If Mdm C did not have a mental impairment, it should not be for the doctors to override her decision on the basis of undue influence alone. Re BKR has not established a basis for permitting this. While the treatment team would prefer Mdm C accepting treatment, any intervention must be made with the ultimate goal of facilitating her autonomous decision-making, rather than changing her mind. For now, absent case law on inherent jurisdiction, the MCA SG would be the first and possibly only port of call if a decision was to be made by the doctors on behalf of the patients. An existence of an impairment of the mind, in addition to and interacting with undue influence must be present.
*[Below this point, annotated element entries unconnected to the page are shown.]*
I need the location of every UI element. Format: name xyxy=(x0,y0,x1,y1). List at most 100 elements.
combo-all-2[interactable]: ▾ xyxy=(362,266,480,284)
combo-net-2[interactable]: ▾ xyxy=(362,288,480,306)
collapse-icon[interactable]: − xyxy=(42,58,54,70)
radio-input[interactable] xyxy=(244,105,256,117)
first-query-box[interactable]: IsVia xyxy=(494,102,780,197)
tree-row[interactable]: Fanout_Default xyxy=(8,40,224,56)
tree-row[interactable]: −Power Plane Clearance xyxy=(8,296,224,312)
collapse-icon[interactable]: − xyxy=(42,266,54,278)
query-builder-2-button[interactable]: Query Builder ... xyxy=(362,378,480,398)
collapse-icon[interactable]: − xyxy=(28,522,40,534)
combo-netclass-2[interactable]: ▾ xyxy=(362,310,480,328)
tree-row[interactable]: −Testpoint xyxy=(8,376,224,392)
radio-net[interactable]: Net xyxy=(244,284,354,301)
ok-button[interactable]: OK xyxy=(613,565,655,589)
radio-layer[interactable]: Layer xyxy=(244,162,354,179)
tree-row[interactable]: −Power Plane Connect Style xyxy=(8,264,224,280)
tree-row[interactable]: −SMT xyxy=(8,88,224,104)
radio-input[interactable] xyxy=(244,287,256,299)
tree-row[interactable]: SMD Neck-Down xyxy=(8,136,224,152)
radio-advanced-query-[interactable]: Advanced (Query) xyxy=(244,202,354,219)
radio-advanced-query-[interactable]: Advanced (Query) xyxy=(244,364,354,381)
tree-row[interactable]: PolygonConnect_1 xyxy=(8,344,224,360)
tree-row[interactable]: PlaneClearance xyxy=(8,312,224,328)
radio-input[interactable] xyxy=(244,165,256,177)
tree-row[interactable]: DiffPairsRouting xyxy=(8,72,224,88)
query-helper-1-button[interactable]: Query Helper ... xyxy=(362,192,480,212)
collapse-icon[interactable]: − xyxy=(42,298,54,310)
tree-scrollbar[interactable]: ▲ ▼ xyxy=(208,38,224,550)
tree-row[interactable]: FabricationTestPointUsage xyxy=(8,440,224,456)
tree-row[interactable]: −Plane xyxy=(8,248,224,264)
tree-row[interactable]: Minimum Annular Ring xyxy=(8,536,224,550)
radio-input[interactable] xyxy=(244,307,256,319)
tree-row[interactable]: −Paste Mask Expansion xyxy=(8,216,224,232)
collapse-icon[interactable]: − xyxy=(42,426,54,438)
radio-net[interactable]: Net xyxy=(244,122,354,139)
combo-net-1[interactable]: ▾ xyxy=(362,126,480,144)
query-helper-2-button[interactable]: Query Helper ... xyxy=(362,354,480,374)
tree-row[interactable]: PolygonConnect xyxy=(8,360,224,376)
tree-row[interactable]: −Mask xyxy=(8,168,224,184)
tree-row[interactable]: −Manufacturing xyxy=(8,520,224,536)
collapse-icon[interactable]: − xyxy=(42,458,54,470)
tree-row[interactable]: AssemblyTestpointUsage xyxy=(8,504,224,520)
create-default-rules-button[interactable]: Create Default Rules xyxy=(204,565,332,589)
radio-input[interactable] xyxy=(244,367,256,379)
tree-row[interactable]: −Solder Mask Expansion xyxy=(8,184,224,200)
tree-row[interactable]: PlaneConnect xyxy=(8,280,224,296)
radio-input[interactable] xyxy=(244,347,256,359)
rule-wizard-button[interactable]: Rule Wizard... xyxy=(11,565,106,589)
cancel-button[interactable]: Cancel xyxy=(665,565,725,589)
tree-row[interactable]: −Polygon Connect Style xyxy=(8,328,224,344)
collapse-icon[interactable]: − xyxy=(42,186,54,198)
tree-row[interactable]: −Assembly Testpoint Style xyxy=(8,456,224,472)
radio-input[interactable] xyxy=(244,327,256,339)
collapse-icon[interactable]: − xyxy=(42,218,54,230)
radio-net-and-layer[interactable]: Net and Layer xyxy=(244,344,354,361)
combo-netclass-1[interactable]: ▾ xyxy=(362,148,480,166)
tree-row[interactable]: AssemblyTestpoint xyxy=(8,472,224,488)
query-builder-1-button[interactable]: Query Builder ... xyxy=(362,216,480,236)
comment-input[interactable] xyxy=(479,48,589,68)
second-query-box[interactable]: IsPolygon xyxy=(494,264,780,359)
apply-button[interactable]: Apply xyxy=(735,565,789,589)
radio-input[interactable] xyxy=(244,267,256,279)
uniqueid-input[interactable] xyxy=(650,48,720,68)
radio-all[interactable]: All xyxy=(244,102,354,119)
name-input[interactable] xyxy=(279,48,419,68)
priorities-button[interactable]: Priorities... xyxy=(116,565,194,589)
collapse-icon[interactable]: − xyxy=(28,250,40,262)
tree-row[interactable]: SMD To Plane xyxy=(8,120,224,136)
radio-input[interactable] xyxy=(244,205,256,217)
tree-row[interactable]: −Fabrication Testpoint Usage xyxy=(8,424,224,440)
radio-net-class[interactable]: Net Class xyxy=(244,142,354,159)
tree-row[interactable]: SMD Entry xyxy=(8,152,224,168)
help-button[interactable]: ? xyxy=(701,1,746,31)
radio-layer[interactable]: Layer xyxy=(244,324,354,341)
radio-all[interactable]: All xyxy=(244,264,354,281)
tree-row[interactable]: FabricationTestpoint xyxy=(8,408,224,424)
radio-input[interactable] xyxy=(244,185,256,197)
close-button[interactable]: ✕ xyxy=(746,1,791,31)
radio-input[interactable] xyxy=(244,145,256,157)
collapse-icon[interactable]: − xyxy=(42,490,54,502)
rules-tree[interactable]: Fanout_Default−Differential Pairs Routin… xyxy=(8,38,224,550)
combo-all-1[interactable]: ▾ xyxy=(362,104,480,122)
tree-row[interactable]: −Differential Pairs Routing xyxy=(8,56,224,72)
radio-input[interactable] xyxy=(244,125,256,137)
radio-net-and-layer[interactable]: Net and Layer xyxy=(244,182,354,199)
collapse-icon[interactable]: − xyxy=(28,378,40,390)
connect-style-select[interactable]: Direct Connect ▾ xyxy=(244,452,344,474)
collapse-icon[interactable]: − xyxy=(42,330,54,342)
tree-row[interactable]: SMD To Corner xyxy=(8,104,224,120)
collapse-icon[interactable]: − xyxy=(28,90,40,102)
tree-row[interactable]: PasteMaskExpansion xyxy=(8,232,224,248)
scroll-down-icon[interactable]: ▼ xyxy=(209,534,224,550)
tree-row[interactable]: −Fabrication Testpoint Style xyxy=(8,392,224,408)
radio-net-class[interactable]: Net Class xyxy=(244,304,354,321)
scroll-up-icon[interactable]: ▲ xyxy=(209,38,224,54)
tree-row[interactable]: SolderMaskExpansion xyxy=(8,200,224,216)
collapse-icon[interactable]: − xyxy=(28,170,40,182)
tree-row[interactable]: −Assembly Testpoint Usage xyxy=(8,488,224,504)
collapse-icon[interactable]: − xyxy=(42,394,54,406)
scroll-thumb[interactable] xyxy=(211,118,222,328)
Conjoined together, it may result in a lack of mental capacity.

The Singapore Medical Council (2016, 89) Handbook on Medical Ethics also made reference to the effects of pressure and duress exerted by other parties. It states that: “If time does not permit (for example, in an emergency), or the patient remains impaired by these or other factors (meaning subject to pressure and duress), you may proceed in patients’ best interests. If possible and there is time, you should obtain a second opinion from an appropriate colleague or send the patient for a formal assessment of mental competency.” Re BKR affirmed that overriding of a patient’s wishes still requires them to lack mental capacity, and so the safer choice would be to assess their capacity before proceeding with treatment.